Pascal Campion – One more meatball supper for you

Le lendemain soir, le rituel recommençait, le petit garçon s’assit alors sur la dernière marche et attendit son ami. Il attendit et attendit encore, mais ce soir là, c’était bien plus long que d’habitude, le petit chien n’apparaissait pas. Il continua les jours suivant à venir s’asseoir devant la maison, mais toujours rien, toujours personne, le petit animal ne venait pas. La tristesse commença à l’envahir, il se sentit abandonné par son ami, son meilleur ami. Mais gardant une once d’espoir en lui, il continuait leur petite routine qu’eux seuls connaissaient. Les jours passant, il attendait de moins en moins longtemps. Il affichait une mine complètement défaite, un visage fermé, il traînait des pieds et ne finissait plus ses assiettes, non qu’il veuillent en garder pour son ami mais plutôt à cause d’un appétit en chute libre.
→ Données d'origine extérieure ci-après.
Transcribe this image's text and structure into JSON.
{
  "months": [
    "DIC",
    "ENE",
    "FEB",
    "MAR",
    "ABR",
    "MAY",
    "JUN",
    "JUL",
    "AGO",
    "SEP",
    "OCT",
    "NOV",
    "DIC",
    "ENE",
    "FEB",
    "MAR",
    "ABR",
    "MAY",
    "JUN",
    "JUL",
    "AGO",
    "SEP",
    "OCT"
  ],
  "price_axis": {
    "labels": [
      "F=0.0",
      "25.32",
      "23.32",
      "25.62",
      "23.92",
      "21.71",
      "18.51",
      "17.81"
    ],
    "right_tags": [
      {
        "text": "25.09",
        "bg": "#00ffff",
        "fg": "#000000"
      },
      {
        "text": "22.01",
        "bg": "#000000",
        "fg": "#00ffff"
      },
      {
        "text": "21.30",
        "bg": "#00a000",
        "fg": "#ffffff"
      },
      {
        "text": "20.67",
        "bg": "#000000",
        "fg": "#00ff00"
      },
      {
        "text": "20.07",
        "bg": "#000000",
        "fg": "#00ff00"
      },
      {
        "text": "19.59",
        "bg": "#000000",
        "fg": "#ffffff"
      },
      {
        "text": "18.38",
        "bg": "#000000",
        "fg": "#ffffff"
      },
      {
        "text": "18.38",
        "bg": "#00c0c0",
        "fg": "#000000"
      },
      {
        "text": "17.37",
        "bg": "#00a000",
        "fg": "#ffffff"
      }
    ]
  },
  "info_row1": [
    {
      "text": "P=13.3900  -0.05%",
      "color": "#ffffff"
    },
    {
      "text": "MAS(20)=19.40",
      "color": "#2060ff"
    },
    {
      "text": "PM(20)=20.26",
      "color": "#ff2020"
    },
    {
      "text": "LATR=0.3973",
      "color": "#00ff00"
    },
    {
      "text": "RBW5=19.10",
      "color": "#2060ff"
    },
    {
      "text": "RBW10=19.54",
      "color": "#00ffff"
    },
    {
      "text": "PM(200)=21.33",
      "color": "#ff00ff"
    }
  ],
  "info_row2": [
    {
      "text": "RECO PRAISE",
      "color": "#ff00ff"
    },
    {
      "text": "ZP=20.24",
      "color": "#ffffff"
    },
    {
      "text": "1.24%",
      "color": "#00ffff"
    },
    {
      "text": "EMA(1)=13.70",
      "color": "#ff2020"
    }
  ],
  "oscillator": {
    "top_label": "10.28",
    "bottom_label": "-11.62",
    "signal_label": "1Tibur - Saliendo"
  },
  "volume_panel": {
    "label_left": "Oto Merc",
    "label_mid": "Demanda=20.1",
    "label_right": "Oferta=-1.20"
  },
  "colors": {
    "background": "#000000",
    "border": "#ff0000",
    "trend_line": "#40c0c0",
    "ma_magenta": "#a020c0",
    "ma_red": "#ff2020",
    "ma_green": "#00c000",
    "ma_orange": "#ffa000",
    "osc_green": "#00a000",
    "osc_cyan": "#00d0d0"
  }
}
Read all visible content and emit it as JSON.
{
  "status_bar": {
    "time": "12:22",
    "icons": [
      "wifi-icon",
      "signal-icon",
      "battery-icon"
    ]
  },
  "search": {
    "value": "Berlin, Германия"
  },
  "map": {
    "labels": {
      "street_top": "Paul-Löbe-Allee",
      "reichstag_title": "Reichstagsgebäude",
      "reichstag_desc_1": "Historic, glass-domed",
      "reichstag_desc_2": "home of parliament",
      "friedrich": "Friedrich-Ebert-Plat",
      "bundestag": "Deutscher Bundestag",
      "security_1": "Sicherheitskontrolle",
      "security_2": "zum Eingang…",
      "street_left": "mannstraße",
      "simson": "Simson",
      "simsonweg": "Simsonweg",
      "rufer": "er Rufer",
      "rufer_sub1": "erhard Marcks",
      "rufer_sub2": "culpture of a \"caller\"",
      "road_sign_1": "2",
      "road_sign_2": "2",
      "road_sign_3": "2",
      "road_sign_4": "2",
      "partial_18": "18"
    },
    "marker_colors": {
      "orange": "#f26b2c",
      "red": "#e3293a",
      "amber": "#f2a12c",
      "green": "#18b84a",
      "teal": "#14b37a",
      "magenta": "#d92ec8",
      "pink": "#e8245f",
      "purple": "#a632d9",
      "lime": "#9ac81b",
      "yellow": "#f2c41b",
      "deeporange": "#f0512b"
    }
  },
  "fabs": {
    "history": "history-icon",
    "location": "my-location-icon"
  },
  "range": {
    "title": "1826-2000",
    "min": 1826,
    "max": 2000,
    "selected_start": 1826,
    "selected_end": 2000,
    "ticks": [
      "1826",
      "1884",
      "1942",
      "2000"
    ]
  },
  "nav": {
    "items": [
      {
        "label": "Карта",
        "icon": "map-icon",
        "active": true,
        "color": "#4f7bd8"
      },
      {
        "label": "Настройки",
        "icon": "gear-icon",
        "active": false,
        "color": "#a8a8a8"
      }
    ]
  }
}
Cela faisait maintenant quinze jours qu’il n’avait plus vu son ami à quatre pattes. Il sortait encore sur le perron, mais ne s’asseyait pas, il surveillait brièvement les buissons puis rentrait et montait dans sa chambre. Sa fenêtre était légèrement ouverte, et alors qu’il essayait de se concentrer à lire un livre, il entendit un bruissement de feuilles. Il regarda par sa fenêtre qui donnait sur les buissons en face du perron et vit effectivement bouger les buissons. Il n’en fallu pas plus, il descendit les escaliers en courant, passa récupérer une assiette avec des boulettes dans le réfrigérateur et sortit sur le perron. Il s’assit comme à son habitude sur la troisième marche et attendit. Une ombre commença à se distinguer des buissons. Elle était plus grosse que la silhouette qu’il connaissait. Il ne savait plus trop quoi penser, alors il recula un peu, se mettant dos à la porte, la poignée en main, prêt à rentrer au moindre danger. La silhouette à quatre pattes avançait doucement jusqu’au portillon qui était entrouvert. Là, l’animal passa son gros museau pour l’ouvrir. Il avança vers le garçon tout en remuant la queue puis se posa sur son arrière train juste devant les marches avec une longue langue pendante. L’animal, d’un blanc immaculé, faisait deux fois la taille de son ami disparu, pourtant sa façon d’être était similaire à ce dernier. L’enfant était complètement décontenancé. Malgré tout il revint s’assoir sur la troisième marche et tendit une boulette à l’animal. Celle-ci fut englouti d’un coup. Lorsqu’il eut fini son repas, l’animal donna une petite lèche sur la main du petit garçon. Ensuite, il baissa la tête comme pour lui dire de venir poser son front contre le sien, ce que le garçon fit aussitôt.

Un sourire éclaira le visage du petit garçon, puis il se leva, le chien commença à partir et à mi-chemin, il se retourna. Mais avant qu’ils ne se quittent, la porte grinça derrière le petit. C’était ses parents.

— Dit à ton ami de rentrer à la maison, lui lança son père.

La joie illumina son visage et d’un signe de la main, le jeune homme invita son ami à le suivre et tous deux rentrèrent à la maison ensemble.

ceci n’est qu’une libre interprétation de ce que cette image m’inspire.